With just over a month left in the trading year, and the S&P 500 on pace to experience its best week of the year, morbidly enough in the aftermath of the Paris bombings, hedge funds, traders, banks and everyone else are once again commiting the cardinal sin of investing and the reason why so many "marquee" hedge funds blew up together over the summer: herding, and rushing into the handful of trades that have worked recently, which work until the blow up spectacularly.
But then again, with year-end bonuses on the table, few will dare to move against the herd, and while another eventual hedge fund hotel implosion is again assured, for now the clustering is imminent.
So what are the consensus trades as we approach the year end? They also happen to be the year-end "pain trades" because in a year full of flash crashes, close calls, dramatic reversals and international risk flaring, the Fed's ability to maintain the illusion of the rigged market is highly suspect, and if any of these "groupthink" positions blows up, that's precisely what will follow. Pain.
Here they are courtesy of Bank of America's Michael Hartnett.
- US dollar sell-off: Nov’15 Global FMS shows “long dollar” most crowded trade; investors are unambiguously OW strong-$ plays (consumer, banks, Eurozone, Japan), UW weak-$ plays (EM, resources, commodities); positioning based on expectations of Fed hike, ECB cut, China deval; expect big profit-taking starting early Dec post-payroll.
- EM rally: China deval complicates rally but humiliated EM ripe for bounce as Fed hike expectations peak; EM debt fund outflows 23 out of past 26 weeks; EM equity fund outflows 16 out of past 19 weeks; YTD $86bn outflows from EM funds = worst year of redemptions since 2008 (Chart 2).

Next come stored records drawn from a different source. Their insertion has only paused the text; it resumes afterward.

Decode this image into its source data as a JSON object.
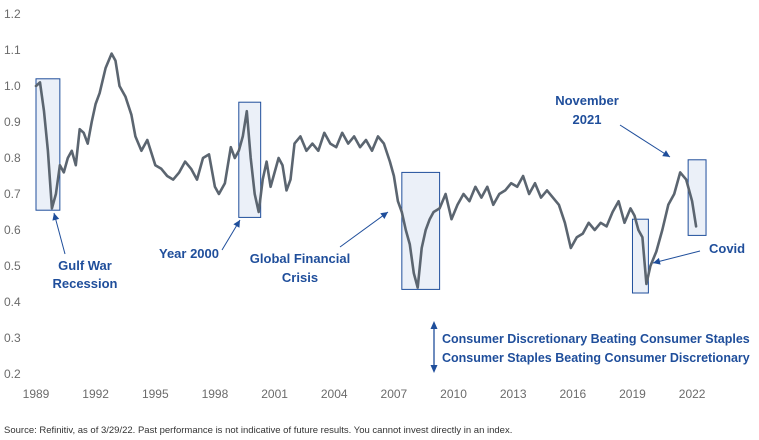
{
  "chart_data": {
    "type": "line",
    "title": "",
    "xlabel": "",
    "ylabel": "",
    "xlim": [
      1989.0,
      2023.0
    ],
    "ylim": [
      0.2,
      1.2
    ],
    "x_ticks": [
      "1989",
      "1992",
      "1995",
      "1998",
      "2001",
      "2004",
      "2007",
      "2010",
      "2013",
      "2016",
      "2019",
      "2022"
    ],
    "y_ticks": [
      "0.2",
      "0.3",
      "0.4",
      "0.5",
      "0.6",
      "0.7",
      "0.8",
      "0.9",
      "1.0",
      "1.1",
      "1.2"
    ],
    "grid": false,
    "series": [
      {
        "name": "",
        "color": "#5b6570",
        "x": [
          1989.0,
          1989.2,
          1989.4,
          1989.6,
          1989.8,
          1990.0,
          1990.2,
          1990.4,
          1990.6,
          1990.8,
          1991.0,
          1991.2,
          1991.4,
          1991.6,
          1991.8,
          1992.0,
          1992.2,
          1992.5,
          1992.8,
          1993.0,
          1993.2,
          1993.5,
          1993.8,
          1994.0,
          1994.3,
          1994.6,
          1995.0,
          1995.3,
          1995.6,
          1995.9,
          1996.2,
          1996.5,
          1996.8,
          1997.1,
          1997.4,
          1997.7,
          1998.0,
          1998.2,
          1998.5,
          1998.8,
          1999.0,
          1999.2,
          1999.4,
          1999.6,
          1999.8,
          2000.0,
          2000.2,
          2000.4,
          2000.6,
          2000.8,
          2001.0,
          2001.2,
          2001.4,
          2001.6,
          2001.8,
          2002.0,
          2002.3,
          2002.6,
          2002.9,
          2003.2,
          2003.5,
          2003.8,
          2004.1,
          2004.4,
          2004.7,
          2005.0,
          2005.3,
          2005.6,
          2005.9,
          2006.2,
          2006.5,
          2006.8,
          2007.0,
          2007.2,
          2007.4,
          2007.6,
          2007.8,
          2008.0,
          2008.2,
          2008.4,
          2008.6,
          2008.8,
          2009.0,
          2009.3,
          2009.6,
          2009.9,
          2010.2,
          2010.5,
          2010.8,
          2011.1,
          2011.4,
          2011.7,
          2012.0,
          2012.3,
          2012.6,
          2012.9,
          2013.2,
          2013.5,
          2013.8,
          2014.1,
          2014.4,
          2014.7,
          2015.0,
          2015.3,
          2015.6,
          2015.9,
          2016.2,
          2016.5,
          2016.8,
          2017.1,
          2017.4,
          2017.7,
          2018.0,
          2018.3,
          2018.6,
          2018.9,
          2019.1,
          2019.3,
          2019.5,
          2019.7,
          2019.9,
          2020.2,
          2020.5,
          2020.8,
          2021.1,
          2021.4,
          2021.7,
          2022.0,
          2022.2
        ],
        "y": [
          1.0,
          1.01,
          0.93,
          0.82,
          0.66,
          0.7,
          0.78,
          0.76,
          0.8,
          0.82,
          0.78,
          0.88,
          0.87,
          0.84,
          0.9,
          0.95,
          0.98,
          1.05,
          1.09,
          1.07,
          1.0,
          0.97,
          0.92,
          0.86,
          0.82,
          0.85,
          0.78,
          0.77,
          0.75,
          0.74,
          0.76,
          0.79,
          0.77,
          0.74,
          0.8,
          0.81,
          0.72,
          0.7,
          0.73,
          0.83,
          0.8,
          0.82,
          0.86,
          0.93,
          0.8,
          0.7,
          0.65,
          0.74,
          0.79,
          0.72,
          0.76,
          0.8,
          0.78,
          0.71,
          0.74,
          0.84,
          0.86,
          0.82,
          0.84,
          0.82,
          0.87,
          0.84,
          0.83,
          0.87,
          0.84,
          0.86,
          0.83,
          0.85,
          0.82,
          0.86,
          0.84,
          0.79,
          0.75,
          0.68,
          0.65,
          0.6,
          0.56,
          0.48,
          0.44,
          0.55,
          0.6,
          0.63,
          0.65,
          0.66,
          0.7,
          0.63,
          0.67,
          0.7,
          0.68,
          0.72,
          0.69,
          0.72,
          0.67,
          0.7,
          0.71,
          0.73,
          0.72,
          0.75,
          0.7,
          0.73,
          0.69,
          0.71,
          0.69,
          0.67,
          0.62,
          0.55,
          0.58,
          0.59,
          0.62,
          0.6,
          0.62,
          0.61,
          0.65,
          0.68,
          0.62,
          0.66,
          0.64,
          0.6,
          0.58,
          0.45,
          0.5,
          0.54,
          0.6,
          0.67,
          0.7,
          0.76,
          0.74,
          0.68,
          0.61
        ]
      }
    ],
    "highlights": [
      {
        "x0": 1989.0,
        "x1": 1990.2,
        "y0": 0.655,
        "y1": 1.02
      },
      {
        "x0": 1999.2,
        "x1": 2000.3,
        "y0": 0.635,
        "y1": 0.955
      },
      {
        "x0": 2007.4,
        "x1": 2009.3,
        "y0": 0.435,
        "y1": 0.76
      },
      {
        "x0": 2019.0,
        "x1": 2019.8,
        "y0": 0.425,
        "y1": 0.63
      },
      {
        "x0": 2021.8,
        "x1": 2022.7,
        "y0": 0.585,
        "y1": 0.795
      }
    ],
    "annotations": [
      {
        "id": "gulf",
        "lines": [
          "Gulf War",
          "Recession"
        ]
      },
      {
        "id": "y2k",
        "lines": [
          "Year 2000"
        ]
      },
      {
        "id": "gfc",
        "lines": [
          "Global Financial",
          "Crisis"
        ]
      },
      {
        "id": "nov",
        "lines": [
          "November",
          "2021"
        ]
      },
      {
        "id": "covid",
        "lines": [
          "Covid"
        ]
      }
    ],
    "legend": {
      "up": "Consumer Discretionary Beating Consumer Staples",
      "down": "Consumer Staples Beating Consumer Discretionary"
    }
  },
  "source_note": "Source: Refinitiv, as of 3/29/22. Past performance is not indicative of future results. You cannot invest directly in an index."
}
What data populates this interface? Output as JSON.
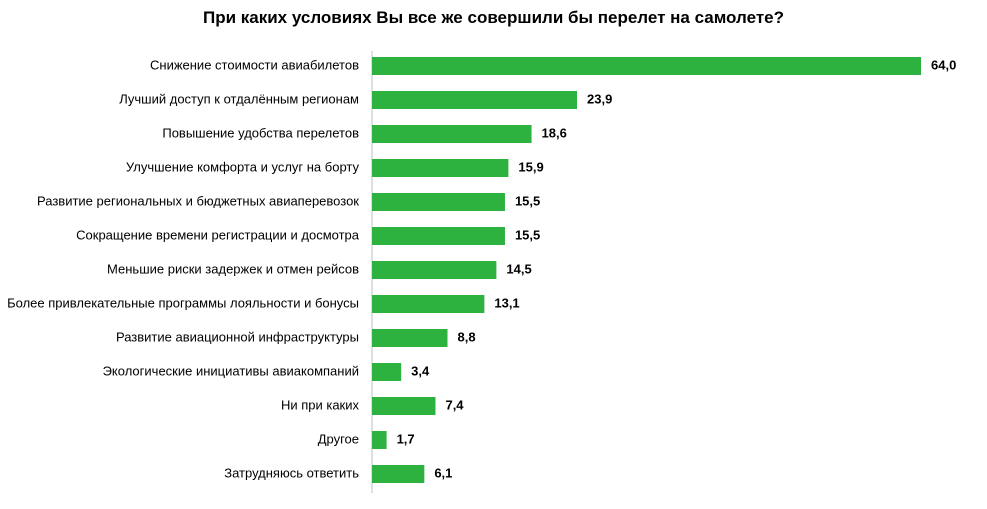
{
  "chart_data": {
    "type": "bar",
    "orientation": "horizontal",
    "title": "При каких условиях Вы все же совершили бы перелет на самолете?",
    "categories": [
      "Снижение стоимости авиабилетов",
      "Лучший доступ к отдалённым регионам",
      "Повышение удобства перелетов",
      "Улучшение комфорта и услуг на борту",
      "Развитие региональных и бюджетных авиаперевозок",
      "Сокращение времени регистрации и досмотра",
      "Меньшие риски задержек и отмен рейсов",
      "Более привлекательные программы лояльности и бонусы",
      "Развитие авиационной инфраструктуры",
      "Экологические инициативы авиакомпаний",
      "Ни при каких",
      "Другое",
      "Затрудняюсь ответить"
    ],
    "values": [
      64.0,
      23.9,
      18.6,
      15.9,
      15.5,
      15.5,
      14.5,
      13.1,
      8.8,
      3.4,
      7.4,
      1.7,
      6.1
    ],
    "value_labels": [
      "64,0",
      "23,9",
      "18,6",
      "15,9",
      "15,5",
      "15,5",
      "14,5",
      "13,1",
      "8,8",
      "3,4",
      "7,4",
      "1,7",
      "6,1"
    ],
    "xlim": [
      0,
      64
    ],
    "grid": false,
    "bar_color": "#2db13f"
  }
}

- Positioning less "bearish": BofAML B&B Index on upswing (@ 2.5 – Chart 1), retraced >60% of May-Aug collapse; should Fed hike coincide with weaker dollar = risk has potential to rally further; note risk rally is "narrow" and vulnerable to quick profit-taking in event-rich December: deteriorating RSP/SPY ratio (market breadth – Chart 3), deteriorating HYG/LQD ratio (risk appetite – Chart 4), US HY distress ratio (spreads >1000bps) on the rise.